PDES : Un parti qui meurt à petit feu

Le Parti  pour le Développement   Economique et la Solidarité (PDES) créé en  juillet  2010 sur les  fonds baptismaux  des héritiers  de l’ex  président  déchu Amadou Toumani Touré, continu  sa  descente aux enfers.

Surnommé  parti  au  pouvoir  au  moment de sa naissance et considéré  3e  force  politique, le PDES, à   l’issue des deux grands  rendez- vous électoraux  qu’on connu le Mali  au sortir de la crise  polico  sécuritaire, se retrouve  réduit  à lui  même. N’ayant obtenu que seulement trois députés à l’Assemblée Nationale, la maison des Amis d’ATT, brûle à petit feu. Il y a quelques jours   de cela, on apprenait la démission du deuxième vice- président en occurrence, Ousmane Ba, un poids lourds du parti. Les problèmes ne font que se multiplier. En plus de ce coup fatal, il y a la question des deux députés qui, contrairement au souhait du parti, entendent faire partie de la mouvance présidentielle. Il s’agit de Modibo Sogoré de Kayes et Ilias Goro de Douentza. Le parti   ayant   décidé en sa réunion de crise  tenue  le 24  janvier 2014  à son  siège à l’ACI, d’aller dans une opposition républicaine  au motif qu’il  n’est pas question de  flirter avec un régime  qui déclenche des  poursuites  contre le  mentor  du parti  qui n’est autre  que ATT. Et pourtant, tous avaient cru que le moment était venu pour le PDES de prendre sa revanche lors des élections présidentielle et législative et montrer toute sa force. Mais hélas, les choses se sont soldées en queue de poisson. Malgré les sursauts de certains cadres restés fidèles aux valeurs du parti après la chute   brutale du régime d’ATT. Tout laisse croire que le parti peine à se relancer convenablement. Maintenant on s’interroge  sur la survie  de ce parti  dont l’avènement  avait suscité  la crainte  des ténors  de la classe  politique  de l’époque  à  savoir l’Adema, l’URD, le RPM etc.

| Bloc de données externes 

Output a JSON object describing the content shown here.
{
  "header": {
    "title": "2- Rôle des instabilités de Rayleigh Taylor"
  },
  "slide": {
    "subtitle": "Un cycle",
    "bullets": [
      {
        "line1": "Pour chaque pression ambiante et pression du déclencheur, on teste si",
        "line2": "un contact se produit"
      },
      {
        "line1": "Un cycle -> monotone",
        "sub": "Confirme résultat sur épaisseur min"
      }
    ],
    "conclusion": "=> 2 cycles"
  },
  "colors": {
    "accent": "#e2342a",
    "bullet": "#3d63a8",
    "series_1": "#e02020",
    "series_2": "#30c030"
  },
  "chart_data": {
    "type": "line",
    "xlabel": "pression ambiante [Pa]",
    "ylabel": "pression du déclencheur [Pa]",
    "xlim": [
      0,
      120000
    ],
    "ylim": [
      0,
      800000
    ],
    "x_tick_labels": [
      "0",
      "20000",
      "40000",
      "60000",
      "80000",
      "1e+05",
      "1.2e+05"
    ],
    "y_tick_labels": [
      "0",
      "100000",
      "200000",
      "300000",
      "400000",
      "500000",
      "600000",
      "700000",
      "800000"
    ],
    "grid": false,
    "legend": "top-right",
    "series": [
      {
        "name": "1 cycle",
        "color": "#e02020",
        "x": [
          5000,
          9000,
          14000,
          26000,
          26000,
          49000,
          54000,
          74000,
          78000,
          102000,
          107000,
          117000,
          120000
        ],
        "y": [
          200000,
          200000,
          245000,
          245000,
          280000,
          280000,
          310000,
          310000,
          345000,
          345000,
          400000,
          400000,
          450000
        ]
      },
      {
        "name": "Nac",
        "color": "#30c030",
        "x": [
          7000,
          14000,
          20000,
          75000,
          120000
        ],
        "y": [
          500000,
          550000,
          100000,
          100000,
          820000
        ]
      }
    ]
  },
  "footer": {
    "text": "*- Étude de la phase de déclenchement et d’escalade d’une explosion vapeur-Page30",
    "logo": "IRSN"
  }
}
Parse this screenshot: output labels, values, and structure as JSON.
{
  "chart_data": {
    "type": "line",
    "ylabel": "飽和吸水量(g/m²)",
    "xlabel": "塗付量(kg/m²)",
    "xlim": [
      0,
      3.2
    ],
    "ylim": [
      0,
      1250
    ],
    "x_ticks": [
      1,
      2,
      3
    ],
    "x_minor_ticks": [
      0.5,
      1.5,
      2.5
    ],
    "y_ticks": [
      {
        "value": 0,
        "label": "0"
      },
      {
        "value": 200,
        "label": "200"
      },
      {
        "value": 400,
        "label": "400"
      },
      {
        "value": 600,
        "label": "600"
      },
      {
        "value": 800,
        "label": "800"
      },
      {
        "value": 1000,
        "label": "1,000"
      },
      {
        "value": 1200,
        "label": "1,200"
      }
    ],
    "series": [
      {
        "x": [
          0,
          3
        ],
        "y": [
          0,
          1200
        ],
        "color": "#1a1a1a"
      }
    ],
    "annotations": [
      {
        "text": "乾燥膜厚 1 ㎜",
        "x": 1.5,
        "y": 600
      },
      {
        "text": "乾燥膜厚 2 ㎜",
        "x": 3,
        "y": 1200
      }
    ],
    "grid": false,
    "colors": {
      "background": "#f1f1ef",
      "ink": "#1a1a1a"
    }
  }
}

Dans un paysage politique marqué par l’ascension fulgurante du RPM et de l’émergence de la génération montante (Yelema, CODEM, FARES), les uns et les autres se demandent si le PDES se réveillera de son sommeil. Ces cadres auront-ils les moyens et la force nécessaires de relever ce défi sachant que le parti reste handicapé à cause de multiples contraintes internes. C’est  un parti  dont le président est  exilé  quelque  part  dans un de nos pays  voisins  depuis  le coup  d’Etat   militaire  improvisé sous l’égide  du  capitaine Amadou  Aya  Sanogo  promu  par la  suite des évènements Général  de Corps  d’Armée. Ahmed Diane Séméga, devrait se trouver soit au Sénégal ou en Mauritanie.

Bien avant cette douloureuse circonstance, on se souvient de l’affaiblissement progressif du parti suite aux querelles internes qui ont occasionné le départ de certains gros calibres. C’est ainsi, en premier lieu, on aurait vu le départ de Jeamille Bittar qui créa l’UMAM. Plus tard, c’était le tour au Dr Ahmed Sow de faire ses valises pour créer son propre parti, le RTD.

Au cours de son existence, le PDES a surtout manqué de rassembleur et de fédérateur. Aujourd’hui, c’est le sauve-qui-peut, dit on. A ce rythme, le parti   risque de ne jamais se réveiller. L’histoire est en train de donner raison à ceux- là qui avaient prédit la chute du PDES en l’assimilant à un grand colosse aux pieds d’argile. Créer un parti, n’est pas aussi difficile mais, la pérenniser, constitue une lourde responsabilité. Toute chose qui fait appel à des hommes intègres, dignes et honnêtes.